V1: 63 specialized preprocessor rules (preproc_conditional_page_properties, preproc_conditional_actions, etc.) — each one a copy of the content rule wrapped in #if/#endif.

V2: 1 generic preproc_conditional rule + ~12 dedicated rules for genuinely complex split constructs (procedure headers split across branches, begin/end across branches, etc.).

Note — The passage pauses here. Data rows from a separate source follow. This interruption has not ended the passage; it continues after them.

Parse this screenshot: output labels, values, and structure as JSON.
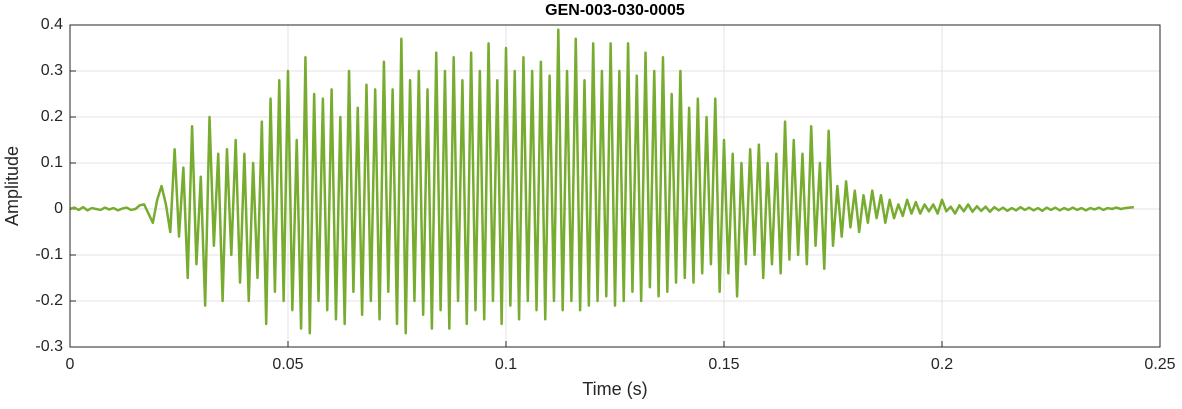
{
  "chart_data": {
    "type": "line",
    "title": "GEN-003-030-0005",
    "x_label": "Time (s)",
    "y_label": "Amplitude",
    "color": "#77ac30",
    "grid": true,
    "xlim": [
      0,
      0.25
    ],
    "ylim": [
      -0.3,
      0.4
    ],
    "xticks": [
      0,
      0.05,
      0.1,
      0.15,
      0.2,
      0.25
    ],
    "yticks": [
      -0.3,
      -0.2,
      -0.1,
      0,
      0.1,
      0.2,
      0.3,
      0.4
    ],
    "x": [
      0,
      0.001,
      0.002,
      0.003,
      0.004,
      0.005,
      0.006,
      0.007,
      0.008,
      0.009,
      0.01,
      0.011,
      0.012,
      0.013,
      0.014,
      0.015,
      0.016,
      0.017,
      0.018,
      0.019,
      0.02,
      0.021,
      0.022,
      0.023,
      0.024,
      0.025,
      0.026,
      0.027,
      0.028,
      0.029,
      0.03,
      0.031,
      0.032,
      0.033,
      0.034,
      0.035,
      0.036,
      0.037,
      0.038,
      0.039,
      0.04,
      0.041,
      0.042,
      0.043,
      0.044,
      0.045,
      0.046,
      0.047,
      0.048,
      0.049,
      0.05,
      0.051,
      0.052,
      0.053,
      0.054,
      0.055,
      0.056,
      0.057,
      0.058,
      0.059,
      0.06,
      0.061,
      0.062,
      0.063,
      0.064,
      0.065,
      0.066,
      0.067,
      0.068,
      0.069,
      0.07,
      0.071,
      0.072,
      0.073,
      0.074,
      0.075,
      0.076,
      0.077,
      0.078,
      0.079,
      0.08,
      0.081,
      0.082,
      0.083,
      0.084,
      0.085,
      0.086,
      0.087,
      0.088,
      0.089,
      0.09,
      0.091,
      0.092,
      0.093,
      0.094,
      0.095,
      0.096,
      0.097,
      0.098,
      0.099,
      0.1,
      0.101,
      0.102,
      0.103,
      0.104,
      0.105,
      0.106,
      0.107,
      0.108,
      0.109,
      0.11,
      0.111,
      0.112,
      0.113,
      0.114,
      0.115,
      0.116,
      0.117,
      0.118,
      0.119,
      0.12,
      0.121,
      0.122,
      0.123,
      0.124,
      0.125,
      0.126,
      0.127,
      0.128,
      0.129,
      0.13,
      0.131,
      0.132,
      0.133,
      0.134,
      0.135,
      0.136,
      0.137,
      0.138,
      0.139,
      0.14,
      0.141,
      0.142,
      0.143,
      0.144,
      0.145,
      0.146,
      0.147,
      0.148,
      0.149,
      0.15,
      0.151,
      0.152,
      0.153,
      0.154,
      0.155,
      0.156,
      0.157,
      0.158,
      0.159,
      0.16,
      0.161,
      0.162,
      0.163,
      0.164,
      0.165,
      0.166,
      0.167,
      0.168,
      0.169,
      0.17,
      0.171,
      0.172,
      0.173,
      0.174,
      0.175,
      0.176,
      0.177,
      0.178,
      0.179,
      0.18,
      0.181,
      0.182,
      0.183,
      0.184,
      0.185,
      0.186,
      0.187,
      0.188,
      0.189,
      0.19,
      0.191,
      0.192,
      0.193,
      0.194,
      0.195,
      0.196,
      0.197,
      0.198,
      0.199,
      0.2,
      0.201,
      0.202,
      0.203,
      0.204,
      0.205,
      0.206,
      0.207,
      0.208,
      0.209,
      0.21,
      0.211,
      0.212,
      0.213,
      0.214,
      0.215,
      0.216,
      0.217,
      0.218,
      0.219,
      0.22,
      0.221,
      0.222,
      0.223,
      0.224,
      0.225,
      0.226,
      0.227,
      0.228,
      0.229,
      0.23,
      0.231,
      0.232,
      0.233,
      0.234,
      0.235,
      0.236,
      0.237,
      0.238,
      0.239,
      0.24,
      0.241,
      0.242,
      0.243,
      0.244
    ],
    "values": [
      0,
      0.003,
      -0.002,
      0.004,
      -0.003,
      0.002,
      0,
      -0.002,
      0.003,
      -0.001,
      0.002,
      -0.003,
      0.001,
      0.003,
      -0.002,
      0,
      0.008,
      0.01,
      -0.01,
      -0.03,
      0.02,
      0.05,
      0.01,
      -0.05,
      0.13,
      -0.06,
      0.09,
      -0.15,
      0.18,
      -0.12,
      0.07,
      -0.21,
      0.2,
      -0.08,
      0.12,
      -0.2,
      0.13,
      -0.1,
      0.15,
      -0.16,
      0.12,
      -0.2,
      0.1,
      -0.15,
      0.19,
      -0.25,
      0.24,
      -0.18,
      0.28,
      -0.2,
      0.3,
      -0.22,
      0.15,
      -0.26,
      0.33,
      -0.27,
      0.25,
      -0.2,
      0.24,
      -0.22,
      0.26,
      -0.24,
      0.2,
      -0.25,
      0.3,
      -0.18,
      0.22,
      -0.23,
      0.27,
      -0.2,
      0.26,
      -0.24,
      0.32,
      -0.18,
      0.26,
      -0.25,
      0.37,
      -0.27,
      0.28,
      -0.2,
      0.3,
      -0.23,
      0.26,
      -0.26,
      0.34,
      -0.22,
      0.3,
      -0.26,
      0.33,
      -0.2,
      0.28,
      -0.25,
      0.34,
      -0.22,
      0.3,
      -0.24,
      0.36,
      -0.2,
      0.28,
      -0.25,
      0.35,
      -0.21,
      0.3,
      -0.24,
      0.33,
      -0.2,
      0.3,
      -0.22,
      0.32,
      -0.24,
      0.29,
      -0.2,
      0.39,
      -0.22,
      0.3,
      -0.2,
      0.37,
      -0.22,
      0.28,
      -0.21,
      0.36,
      -0.2,
      0.3,
      -0.19,
      0.36,
      -0.21,
      0.3,
      -0.2,
      0.36,
      -0.18,
      0.29,
      -0.2,
      0.34,
      -0.17,
      0.3,
      -0.19,
      0.33,
      -0.18,
      0.25,
      -0.16,
      0.3,
      -0.15,
      0.22,
      -0.16,
      0.24,
      -0.14,
      0.2,
      -0.12,
      0.24,
      -0.18,
      0.15,
      -0.14,
      0.12,
      -0.19,
      0.1,
      -0.12,
      0.13,
      -0.1,
      0.14,
      -0.15,
      0.1,
      -0.12,
      0.12,
      -0.14,
      0.19,
      -0.11,
      0.15,
      -0.1,
      0.12,
      -0.12,
      0.18,
      -0.08,
      0.1,
      -0.13,
      0.17,
      -0.08,
      0.05,
      -0.06,
      0.06,
      -0.04,
      0.04,
      -0.05,
      0.03,
      -0.03,
      0.04,
      -0.02,
      0.03,
      -0.03,
      0.02,
      -0.02,
      0.01,
      -0.015,
      0.02,
      -0.01,
      0.015,
      -0.01,
      0.01,
      -0.005,
      0.01,
      -0.01,
      0.02,
      -0.005,
      0.005,
      -0.01,
      0.008,
      -0.005,
      0.01,
      -0.006,
      0.006,
      -0.004,
      0.005,
      -0.006,
      0.004,
      -0.003,
      0.003,
      -0.004,
      0.002,
      -0.003,
      0.004,
      -0.002,
      0.003,
      -0.003,
      0.002,
      -0.004,
      0.003,
      -0.002,
      0.003,
      -0.003,
      0.002,
      -0.002,
      0.003,
      -0.002,
      0.002,
      -0.003,
      0.002,
      -0.001,
      0.003,
      -0.002,
      0.002,
      0,
      0.003,
      0,
      0.002,
      0.003,
      0.004
    ]
  }
}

4. begin/end Cannot Be Named

This is a fundamental tree-sitter limitation, not a grammar design issue. When begin/end are named nodes (by ANY mechanism — named rules, named alias, anonymous alias), the GLR parser's error recovery inserts MISSING tokens instead of backtracking to try preprocessor-split alternatives. The token type change is what triggers different error recovery behavior.

Remaining 7 Errors

All 7 files have cross-branch begin/end preprocessor patterns where begin is inside one #if branch and the matching end is elsewhere. Same files fail in V1 (which has 7 additional failures V2 handles). Would require major scanner work — scanning ahead through entire #if blocks to match begin/end pairs.

What Made It Possible

Production file corpus: 15,358 real AL files from BC.History as the validation gate — far more comprehensive than handcrafted tests
Incremental validation: Parse corpus after each phase, see success rate climb
V1 as reference: Every AL construct had a working implementation to study
Scanner pattern: The PROPERTY_NAME token is a simple, elegant solution to the property/variable disambiguation that stumped V1 consolidation attempts
Aggressive simplification: Dropping per-property validation, flattening preprocessor rules, eliminating property category hierarchies — each decision removed hundreds of grammar rules

Downstream Impact

V2 changes parse tree structure. Two dependent repos need updates:

al-call-hierarchy (Rust) — 10 issues, 5 breaking (field renames, node removals, query restructuring)
al-perf (TypeScript) — 14 issues, all in indexer.ts (property nodes, formula nodes, trigger nodes)

Migration guides written for each repo.